I was wondering if anyone knew of any resources to understand the linear limb darkening coefficient, $u$. That is to say, how the $\theta$-dependent coefficient $u$ (or sometimes $b_{\nu}$) varies with wavelength and with stellar effective temperature.

I've looked at a number of sources, such as Schwarzschild (1906), Milne (1921) and my own lecture notes and others, but nothing on this coefficient? Does anyone know where to even start looking for information of the properties of $u$?

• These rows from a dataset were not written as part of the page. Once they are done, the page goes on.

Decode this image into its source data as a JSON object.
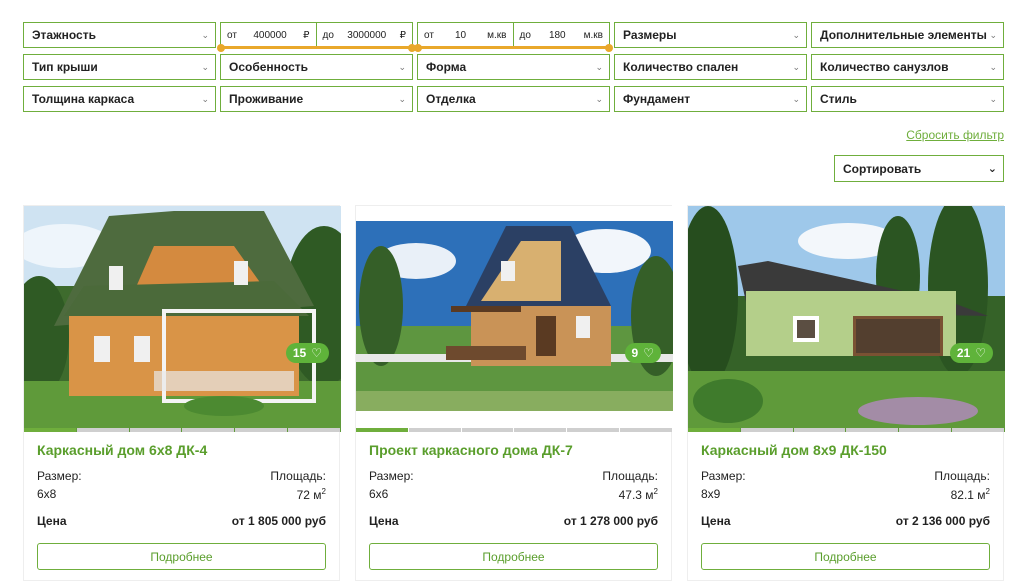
{
  "filters": {
    "row1": {
      "floors": "Этажность",
      "price": {
        "from_label": "от",
        "from_value": "400000",
        "from_unit": "₽",
        "to_label": "до",
        "to_value": "3000000",
        "to_unit": "₽"
      },
      "area": {
        "from_label": "от",
        "from_value": "10",
        "from_unit": "м.кв",
        "to_label": "до",
        "to_value": "180",
        "to_unit": "м.кв"
      },
      "sizes": "Размеры",
      "extras": "Дополнительные элементы"
    },
    "row2": [
      "Тип крыши",
      "Особенность",
      "Форма",
      "Количество спален",
      "Количество санузлов"
    ],
    "row3": [
      "Толщина каркаса",
      "Проживание",
      "Отделка",
      "Фундамент",
      "Стиль"
    ]
  },
  "reset_label": "Сбросить фильтр",
  "sort_label": "Сортировать",
  "cards": [
    {
      "title": "Каркасный дом 6х8 ДК-4",
      "size_label": "Размер:",
      "size": "6х8",
      "area_label": "Площадь:",
      "area": "72 м",
      "area_sup": "2",
      "price_label": "Цена",
      "price": "от 1 805 000 руб",
      "button": "Подробнее",
      "photos": "15"
    },
    {
      "title": "Проект каркасного дома ДК-7",
      "size_label": "Размер:",
      "size": "6х6",
      "area_label": "Площадь:",
      "area": "47.3 м",
      "area_sup": "2",
      "price_label": "Цена",
      "price": "от 1 278 000 руб",
      "button": "Подробнее",
      "photos": "9"
    },
    {
      "title": "Каркасный дом 8х9 ДК-150",
      "size_label": "Размер:",
      "size": "8х9",
      "area_label": "Площадь:",
      "area": "82.1 м",
      "area_sup": "2",
      "price_label": "Цена",
      "price": "от 2 136 000 руб",
      "button": "Подробнее",
      "photos": "21"
    }
  ],
  "colors": {
    "accent": "#6fae3c",
    "range": "#e9a82b",
    "badge": "#5fb33a"
  },
  "icons": {
    "dropdown": "chevron-down-icon",
    "favorite": "heart-icon"
  }
}
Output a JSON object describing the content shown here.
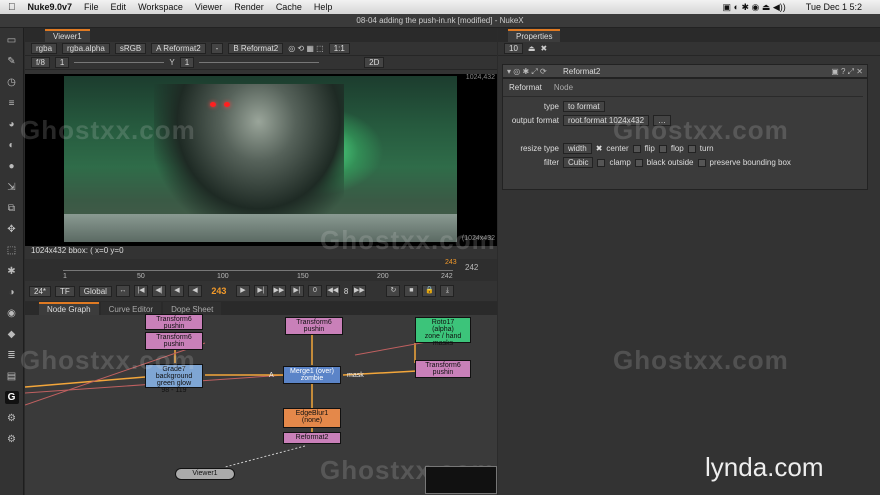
{
  "menubar": {
    "apple": "",
    "app": "Nuke9.0v7",
    "items": [
      "File",
      "Edit",
      "Workspace",
      "Viewer",
      "Render",
      "Cache",
      "Help"
    ],
    "clock": "Tue Dec 1  5:2"
  },
  "window_title": "08-04 adding the push-in.nk [modified] - NukeX",
  "viewer": {
    "tab": "Viewer1",
    "channels": "rgba",
    "alpha": "rgba.alpha",
    "colorspace": "sRGB",
    "input_a": "A  Reformat2",
    "input_b": "B  Reformat2",
    "ratio": "1:1",
    "fstop": "f/8",
    "gain": "1",
    "gamma_label": "Y",
    "gamma": "1",
    "mode_2d": "2D",
    "size_tr": "1024,432",
    "size_br": "(1024x432",
    "info": "1024x432  bbox: (  x=0 y=0"
  },
  "timeline": {
    "labels": [
      "1",
      "50",
      "100",
      "150",
      "200",
      "242"
    ],
    "end": "242",
    "current_label": "243"
  },
  "playback": {
    "fps": "24*",
    "tf": "TF",
    "range": "Global",
    "frame": "243",
    "step": "8",
    "zero": "0"
  },
  "graph": {
    "tabs": [
      "Node Graph",
      "Curve Editor",
      "Dope Sheet"
    ],
    "nodes": {
      "transform6a": "Transform6\npushin",
      "transform6b": "Transform6\npushin",
      "transform6c": "Transform6\npushin",
      "grade7": "Grade7\nbackground green glow\n98 - 119",
      "merge1": "Merge1 (over)\nzombie",
      "roto17": "Roto17\n(alpha)\nzone / hand masks",
      "edgeblur1": "EdgeBlur1\n(none)",
      "reformat2": "Reformat2",
      "viewer1": "Viewer1",
      "mask_label": "mask",
      "a_label": "A"
    }
  },
  "properties": {
    "tab": "Properties",
    "count": "10",
    "node_name": "Reformat2",
    "tabs": [
      "Reformat",
      "Node"
    ],
    "type_label": "type",
    "type_value": "to format",
    "output_format_label": "output format",
    "output_format_value": "root.format 1024x432",
    "resize_type_label": "resize type",
    "resize_type_value": "width",
    "center": "center",
    "flip": "flip",
    "flop": "flop",
    "turn": "turn",
    "filter_label": "filter",
    "filter_value": "Cubic",
    "clamp": "clamp",
    "black_outside": "black outside",
    "preserve_bbox": "preserve bounding box"
  },
  "watermark": "Ghostxx.com",
  "brand": "lynda.com"
}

• Could you be a bit more specific? I'm not familiar with this coefficient, but if you properly define u or b_{\nu} I may be able to help. Commented Nov 1, 2015 at 13:28
• Have you had any exposure to radiative transfer? Commented Nov 1, 2015 at 14:02
• Yes, of course. But it has been a while, but the books that exposed me to it say nothing about this coefficient - though I'm sure it's defined implicitly. Commented Nov 1, 2015 at 17:03
• Have you seen this link astro.keele.ac.uk/jkt/codes/jktld.html Commented Nov 2, 2015 at 19:02
• @JamesKilfiger I've asked a related question
– uhoh
Commented May 20, 2016 at 10:39

A limb darkening law is specified in terms of the cosine of an angle $$\theta$$ between the line of sight to the observer and a line from the centre of the star to the point on the stellar surface considered.
The simplest limb darkening law is where one assumes that the dependence on $$\cos \theta$$ is linear - the so-called linear limb darkening law. It is usually written as $$\frac{I_\theta}{I_0} = 1 - u\left(1 - \cos\theta\right)\ ,$$ where $$I_\theta$$ is the observed intensity at (a circle of) points defined by the angle $$\theta$$, $$I_0$$ is the intensity at the centre of the disc and $$u$$ is the linear limb darkening coefficient.